社説 広島サミット2ヵ月前 「成功」と胸張るために

 あと2カ月に迫った。5月19日から3日間、広島市で開かれる先進7カ国首脳会議(G7サミット)へ向けた準備が進み、歓迎ムードは高まるばかりだ。

 広島の魅力を世界に発信する意気込みや、さまざまな波及効果への期待はよく分かる。ただ開催自体を喜ぶ段階はとうに過ぎていよう。サミットは祝祭色に満ちたイベントというより、世界に安定をもたらすための真剣外交の舞台である。そのことをあらためて頭に置きたい。

 ロシアのウクライナ侵攻から1年余り、いまだ停戦の道筋は見えない。台湾海峡を巡る中国の軍事的な脅威や北朝鮮の核・ミサイル開発の加速も懸念される。冷戦終結後、世界が経験しなかった緊迫した状況で迎えるサミットであり、議長国日本の責任は重い。とりわけ岸田文雄首相に求めたいのが被爆国のリーダーとしての自覚である。

 ロシアの暴挙への対応がサミットの大きな焦点となるのは間違いないが、ウクライナへの軍事支援を含めたG7の結束を確認するだけなら被爆地開催の意味はない。なぜ広島で開くのかという原点を思い返したい。

 国連安保理の常任理事国である大国ロシアが核使用をちらつかせ、威嚇する―。1962年のキューバ危機以来とも言える核リスクの顕在化を踏まえ、岸田首相は昨年5月、「核兵器の惨禍を人類が二度と起こさないという誓いを示す」と広島開催の理由を述べている。

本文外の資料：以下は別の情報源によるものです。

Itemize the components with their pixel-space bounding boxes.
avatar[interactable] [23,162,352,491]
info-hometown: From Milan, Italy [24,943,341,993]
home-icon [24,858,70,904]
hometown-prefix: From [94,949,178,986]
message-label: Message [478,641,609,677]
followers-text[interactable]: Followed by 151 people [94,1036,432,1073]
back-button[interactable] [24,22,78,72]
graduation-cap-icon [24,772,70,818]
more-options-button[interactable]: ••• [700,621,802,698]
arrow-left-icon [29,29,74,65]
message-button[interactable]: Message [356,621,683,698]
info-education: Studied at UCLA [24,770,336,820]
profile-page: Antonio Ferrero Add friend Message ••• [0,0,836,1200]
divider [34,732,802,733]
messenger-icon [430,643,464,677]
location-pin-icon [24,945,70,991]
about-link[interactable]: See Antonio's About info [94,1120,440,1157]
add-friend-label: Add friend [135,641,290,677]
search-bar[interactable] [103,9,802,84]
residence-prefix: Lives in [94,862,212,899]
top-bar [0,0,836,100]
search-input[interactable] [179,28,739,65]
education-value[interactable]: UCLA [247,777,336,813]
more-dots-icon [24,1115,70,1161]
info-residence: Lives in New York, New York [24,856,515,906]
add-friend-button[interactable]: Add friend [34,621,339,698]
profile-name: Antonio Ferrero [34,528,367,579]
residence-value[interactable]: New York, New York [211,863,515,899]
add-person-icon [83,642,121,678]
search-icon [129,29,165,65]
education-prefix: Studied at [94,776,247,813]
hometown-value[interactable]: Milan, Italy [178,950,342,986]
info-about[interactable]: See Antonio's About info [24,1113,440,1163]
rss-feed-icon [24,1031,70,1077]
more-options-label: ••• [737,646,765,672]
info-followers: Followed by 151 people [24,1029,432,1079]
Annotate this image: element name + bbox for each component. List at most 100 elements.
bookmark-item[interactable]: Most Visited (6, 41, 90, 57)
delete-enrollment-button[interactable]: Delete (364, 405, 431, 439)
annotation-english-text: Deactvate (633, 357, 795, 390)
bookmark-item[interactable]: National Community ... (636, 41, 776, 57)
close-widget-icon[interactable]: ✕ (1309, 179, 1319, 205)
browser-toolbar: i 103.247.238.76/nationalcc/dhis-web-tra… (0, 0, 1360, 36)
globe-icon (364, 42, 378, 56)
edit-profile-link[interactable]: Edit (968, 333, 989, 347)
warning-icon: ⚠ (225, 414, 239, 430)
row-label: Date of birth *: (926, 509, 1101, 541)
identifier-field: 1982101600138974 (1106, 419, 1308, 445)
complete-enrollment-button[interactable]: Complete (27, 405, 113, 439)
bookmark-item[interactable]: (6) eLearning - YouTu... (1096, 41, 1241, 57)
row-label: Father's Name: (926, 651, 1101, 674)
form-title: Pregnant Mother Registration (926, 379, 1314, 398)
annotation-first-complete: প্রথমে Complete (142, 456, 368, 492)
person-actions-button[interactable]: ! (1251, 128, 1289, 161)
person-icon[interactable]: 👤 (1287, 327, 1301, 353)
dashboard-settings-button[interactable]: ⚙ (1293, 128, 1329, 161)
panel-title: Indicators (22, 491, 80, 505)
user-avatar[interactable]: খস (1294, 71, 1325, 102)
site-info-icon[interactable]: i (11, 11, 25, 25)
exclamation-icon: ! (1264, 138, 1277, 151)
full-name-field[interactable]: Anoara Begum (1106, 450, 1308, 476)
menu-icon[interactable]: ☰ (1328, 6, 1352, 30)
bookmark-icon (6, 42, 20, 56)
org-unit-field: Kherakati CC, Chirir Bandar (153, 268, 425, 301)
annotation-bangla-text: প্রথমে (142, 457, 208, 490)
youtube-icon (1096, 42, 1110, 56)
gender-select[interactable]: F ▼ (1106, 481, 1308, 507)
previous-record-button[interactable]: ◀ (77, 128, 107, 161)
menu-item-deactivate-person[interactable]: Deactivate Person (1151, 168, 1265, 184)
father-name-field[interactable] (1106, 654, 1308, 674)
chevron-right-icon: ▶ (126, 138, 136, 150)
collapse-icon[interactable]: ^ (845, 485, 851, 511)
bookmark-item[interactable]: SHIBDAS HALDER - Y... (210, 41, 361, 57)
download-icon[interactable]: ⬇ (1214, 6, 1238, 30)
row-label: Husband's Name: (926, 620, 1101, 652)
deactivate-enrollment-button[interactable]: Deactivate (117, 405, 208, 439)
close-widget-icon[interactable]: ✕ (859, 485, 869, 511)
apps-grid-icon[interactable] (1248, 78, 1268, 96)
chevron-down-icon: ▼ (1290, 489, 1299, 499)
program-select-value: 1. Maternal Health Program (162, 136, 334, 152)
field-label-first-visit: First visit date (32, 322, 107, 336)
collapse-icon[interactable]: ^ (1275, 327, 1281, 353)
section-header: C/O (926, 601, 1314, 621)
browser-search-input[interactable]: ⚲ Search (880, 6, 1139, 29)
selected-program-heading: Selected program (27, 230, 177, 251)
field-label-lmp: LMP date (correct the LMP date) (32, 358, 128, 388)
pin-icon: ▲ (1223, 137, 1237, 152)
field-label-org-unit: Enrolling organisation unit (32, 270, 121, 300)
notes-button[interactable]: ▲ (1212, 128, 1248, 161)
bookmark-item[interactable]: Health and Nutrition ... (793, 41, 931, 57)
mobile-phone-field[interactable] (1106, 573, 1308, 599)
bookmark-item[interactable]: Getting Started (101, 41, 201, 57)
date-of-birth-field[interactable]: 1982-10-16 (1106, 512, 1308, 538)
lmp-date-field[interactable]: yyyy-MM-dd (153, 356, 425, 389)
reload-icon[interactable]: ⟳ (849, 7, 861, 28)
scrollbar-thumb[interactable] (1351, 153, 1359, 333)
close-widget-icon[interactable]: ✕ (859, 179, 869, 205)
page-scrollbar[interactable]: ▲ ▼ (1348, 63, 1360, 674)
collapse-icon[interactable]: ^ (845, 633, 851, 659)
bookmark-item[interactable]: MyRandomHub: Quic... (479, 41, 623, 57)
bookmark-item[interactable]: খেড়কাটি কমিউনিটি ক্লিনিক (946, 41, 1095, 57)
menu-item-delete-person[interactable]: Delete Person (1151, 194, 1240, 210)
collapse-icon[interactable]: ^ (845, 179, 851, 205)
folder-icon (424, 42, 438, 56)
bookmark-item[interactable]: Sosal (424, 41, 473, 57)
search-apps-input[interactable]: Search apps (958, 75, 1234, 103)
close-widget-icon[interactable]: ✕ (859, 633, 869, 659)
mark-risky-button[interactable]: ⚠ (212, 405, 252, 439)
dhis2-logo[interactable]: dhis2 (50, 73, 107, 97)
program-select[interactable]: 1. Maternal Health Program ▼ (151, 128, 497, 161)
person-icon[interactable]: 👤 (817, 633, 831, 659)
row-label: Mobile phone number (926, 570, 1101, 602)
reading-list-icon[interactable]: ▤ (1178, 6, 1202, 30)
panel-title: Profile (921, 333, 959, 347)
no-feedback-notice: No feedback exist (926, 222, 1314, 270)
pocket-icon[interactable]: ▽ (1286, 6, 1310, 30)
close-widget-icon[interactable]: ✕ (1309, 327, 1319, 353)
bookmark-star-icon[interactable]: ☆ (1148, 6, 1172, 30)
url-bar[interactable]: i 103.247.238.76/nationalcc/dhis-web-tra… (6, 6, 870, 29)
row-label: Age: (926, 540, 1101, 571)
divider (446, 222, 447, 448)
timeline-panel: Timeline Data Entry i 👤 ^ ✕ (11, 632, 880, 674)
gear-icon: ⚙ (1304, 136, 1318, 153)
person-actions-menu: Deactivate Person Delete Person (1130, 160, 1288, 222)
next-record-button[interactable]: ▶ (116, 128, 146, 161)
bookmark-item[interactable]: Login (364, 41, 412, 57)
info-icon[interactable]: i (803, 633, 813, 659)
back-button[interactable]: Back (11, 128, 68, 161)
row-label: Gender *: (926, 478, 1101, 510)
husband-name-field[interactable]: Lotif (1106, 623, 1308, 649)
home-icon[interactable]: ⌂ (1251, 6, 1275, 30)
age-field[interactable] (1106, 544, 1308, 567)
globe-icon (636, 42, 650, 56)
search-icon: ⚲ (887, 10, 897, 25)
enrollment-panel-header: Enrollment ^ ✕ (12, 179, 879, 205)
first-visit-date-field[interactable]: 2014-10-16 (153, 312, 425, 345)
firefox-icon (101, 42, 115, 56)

その思いを、このサミットで目に見える形で具体化すべきだろう。

 核を絶対に使わせないと、ロシアに強い意思表示をするためにも米、英、仏の核保有3カ国を含む首脳たちは原爆の惨禍を深く知るべきだ。平和記念公園訪問と原爆資料館の見学、さらには被爆者との対面の可否が水面下で調整されているとみられる。ぜひ実現させ、できるだけ長い時間を充ててほしい。

 岸田首相は「核兵器のない世界を目指す」と、言葉では繰り返してきた。ただ現実問題として一日も早い核兵器廃絶を望む被爆地と、日本を含むG7の姿勢には落差がある。中国や北朝鮮の核軍拡も看過できない安全保障環境の中で「核には核」で対抗する不毛な発想に、より傾斜する空気もなくはない。

 核の脅威を伝える被爆地で、核抑止力の重要性をアピールすることだけは、絶対に見たくない。速やかな廃絶への合意が難しいとすれば、最低でも核拡散防止条約(NPT)再検討会議の決裂に象徴される核軍縮後退の流れに歯止めをかけ、核兵器には依存しない姿勢をG7の総意として示すべきだ。

 広島サミットのテーマはほかにも山積する。パキスタン大洪水などに表れた気候変動問題も待ったなしだ。命が失われる痛みを肌で感じてきた平和都市にふさわしい議論に期待したい。そのためにも利害がもとより一致するG7で固まらず、より幅広い枠組みで協調していく姿勢も必要だろう。このサミットに声を届けようと市民レベルではさまざまな取り組みが始まっている。その意味もまた重い。

 広島市や周辺では、交通規制をはじめ日常生活への影響が出ることも分かってきた。「広島サミットは成功した」と住民自身が胸を張り、長く語り継げる成果が得られてこそ、求められる不便も報いられるはずだ。